As you say, my testing isn’t that much different except I’m testing smaller changes which are more manageable & hopefully less risky.
And as for fast feedback, I’m demoing the changes to the people who asked for them hours after development started on the changes as opposed to days or weeks. This is so helpful for ensuring we’re building the right thing (is that term cliche yet?)
I find I’m adding more value sooner, helping into identify problems before the code is written (as with your delivering immediate value).
As someone cleverer than I put it, we’re now more into the defect prevention game over the defect detection game.
Thanks for sharing Huib,
Duncs
The scope of agile testing is limited with focus immediate on feature completion. The challenge is to get the feature out of the door and in the hands of a customer. There is still to be testing done in parallel outside sprint by dedicated teams who take features from development teams and run integration and system level tests before UAT can begin. Encapsulating of UAT in a sprint is proving difficult to speed up delivery.
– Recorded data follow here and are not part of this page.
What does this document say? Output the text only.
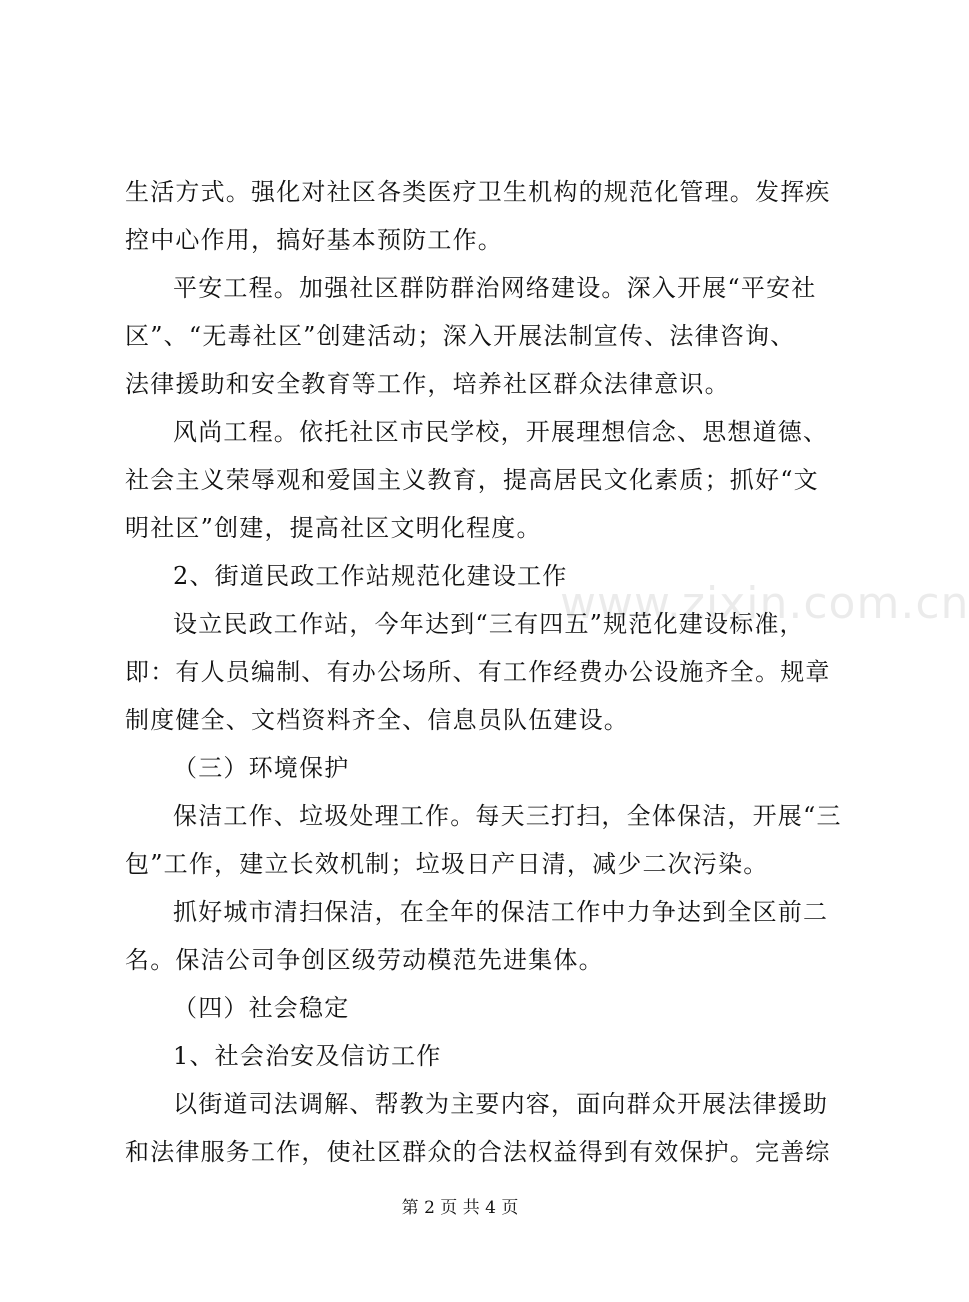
www.zixin.com.cn
生活方式。强化对社区各类医疗卫生机构的规范化管理。发挥疾
控中心作用，搞好基本预防工作。
平安工程。加强社区群防群治网络建设。深入开展“平安社
区”、“无毒社区”创建活动；深入开展法制宣传、法律咨询、
法律援助和安全教育等工作，培养社区群众法律意识。
风尚工程。依托社区市民学校，开展理想信念、思想道德、
社会主义荣辱观和爱国主义教育，提高居民文化素质；抓好“文
明社区”创建，提高社区文明化程度。
2、街道民政工作站规范化建设工作
设立民政工作站，今年达到“三有四五”规范化建设标准，
即：有人员编制、有办公场所、有工作经费办公设施齐全。规章
制度健全、文档资料齐全、信息员队伍建设。
（三）环境保护
保洁工作、垃圾处理工作。每天三打扫，全体保洁，开展“三
包”工作，建立长效机制；垃圾日产日清，减少二次污染。
抓好城市清扫保洁，在全年的保洁工作中力争达到全区前二
名。保洁公司争创区级劳动模范先进集体。
（四）社会稳定
1、社会治安及信访工作
以街道司法调解、帮教为主要内容，面向群众开展法律援助
和法律服务工作，使社区群众的合法权益得到有效保护。完善综
第 2 页 共 4 页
Even security testing is left to the last due to the specialised skills required to complete them. Agile testing parallels traditional testing at unit level otherwise there isn’t distinction between traditional and agile testing apart from preparatory time, documentation and reporting. In agile environment, the bugs are fixed before they are reported while pairing with developers not so in traditional sense. This helps cut down wait time that fits nicely with lean approaches such as Kanban. I think testing done in an agile environment is no justification for it to be called agile testing rather the agility of the testing process within it that gives it the credence to be called agile testing.